Оливия увидела его закрытое очками лицо, воздушный поток сдул в сторону и

исказил выкрикнутые пилотом слова. До Оливии донесся только конец фразы, и

вместо "малость" она услышала "сломалось".

Ну конечно, подумала Оливия, так я и знала. Вот и смерть пришла.

Мысленно она проверила, не забыла ли чего: завещание составлено, письма

сожжены, нижнее белье новое, еда в доме - на ужин хватит вполне. А свет в

чулане она погасила? Все это пронеслось у нее в голове за долю секунды.

Потом она подумала: а вдруг еще есть какой-то шанс уцелеть? Молодой летчик

явно напуган, и страх может только помешать ему найти выход из положения.

Если она не сумеет скрыть охватившего ее ужаса и запаникует, летчик

испугается еще больше. Оливия решила подбодрить его. Весело улыбнувшись, она

кивнула ему, чтобы он не робел, и в тот же миг под ней разверзлась бездна.

Выведя самолет из петли, пилот снова повернулся к Оливии и прокричал: "Еще?"

Оливия уже вообще ничего не слышала, но сидела задрав подбородок и была

твердо намерена поддерживать пилота, чтобы он окончательно не потерял

голову, прежде чем они врежутся в землю. Она улыбнулась и снова кивнула.

После каждой фигуры он оглядывался на Оливию, и она всякий раз снова его

ободряла. Позднее, рассказывая об этом, он не уставал повторять: "Ну, сильна

тетка! Первый раз такую видел. Я уже все инструкции к чертям нарушил, а она

только - еще и еще! Вот бы из кого летчик вышел, это да!"

 

ГЛАВА ПЯТНАДЦАТАЯ

 

 

 

 

Став хозяином ранчо, Адам блаженствовал, как сытый довольный кот. Из

маленькой лощины под гигантским дубом, корнями дотягивавшимся до грунтовых

вод, открывался вид на земли Адама: десятки акров по обе стороны реки,

аллювиальное плато, на западе плавно переходящее в округлые холмы. Здесь

было прекрасно даже летом, когда солнце стегало землю колючими лучами.

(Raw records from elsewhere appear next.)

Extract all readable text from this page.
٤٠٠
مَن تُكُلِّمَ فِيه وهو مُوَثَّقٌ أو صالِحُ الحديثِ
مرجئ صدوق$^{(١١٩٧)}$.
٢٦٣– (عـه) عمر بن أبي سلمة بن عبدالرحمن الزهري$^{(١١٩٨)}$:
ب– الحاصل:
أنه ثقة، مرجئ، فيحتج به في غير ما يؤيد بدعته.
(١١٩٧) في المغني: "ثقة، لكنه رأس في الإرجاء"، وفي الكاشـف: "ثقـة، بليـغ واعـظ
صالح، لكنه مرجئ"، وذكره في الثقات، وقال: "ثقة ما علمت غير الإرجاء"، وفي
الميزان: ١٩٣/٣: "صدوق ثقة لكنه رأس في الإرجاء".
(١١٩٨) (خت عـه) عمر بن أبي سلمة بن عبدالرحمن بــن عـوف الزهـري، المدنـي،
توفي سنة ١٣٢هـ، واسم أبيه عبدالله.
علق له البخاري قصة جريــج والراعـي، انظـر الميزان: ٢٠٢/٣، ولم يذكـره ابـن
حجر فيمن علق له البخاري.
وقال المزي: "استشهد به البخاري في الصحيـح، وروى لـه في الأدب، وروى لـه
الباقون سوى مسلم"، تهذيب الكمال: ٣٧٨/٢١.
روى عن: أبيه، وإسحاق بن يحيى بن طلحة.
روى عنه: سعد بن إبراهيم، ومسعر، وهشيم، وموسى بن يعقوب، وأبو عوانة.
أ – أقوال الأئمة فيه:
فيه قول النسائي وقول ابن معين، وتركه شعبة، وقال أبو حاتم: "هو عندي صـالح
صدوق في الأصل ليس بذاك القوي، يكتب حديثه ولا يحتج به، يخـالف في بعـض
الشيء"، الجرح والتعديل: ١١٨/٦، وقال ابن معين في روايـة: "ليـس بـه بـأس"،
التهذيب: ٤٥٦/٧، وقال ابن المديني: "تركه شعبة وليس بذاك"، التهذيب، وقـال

Посредине ранчо, словно скрепляя обе его половины, тянулась полоса речных ив

и платанов, а на западе холмы рыжели пышной травой. В Салинас-Валли слой

почвы на западных горах почему-то толще, чем на склонах восточной гряды, и

трава там растет обильнее. Может быть, высокие пики накапливают влагу про

запас и распределяют ее равномернее, а может быть, оттого, что леса там

гуще, западные горы сильнее притягивают к себе дожди.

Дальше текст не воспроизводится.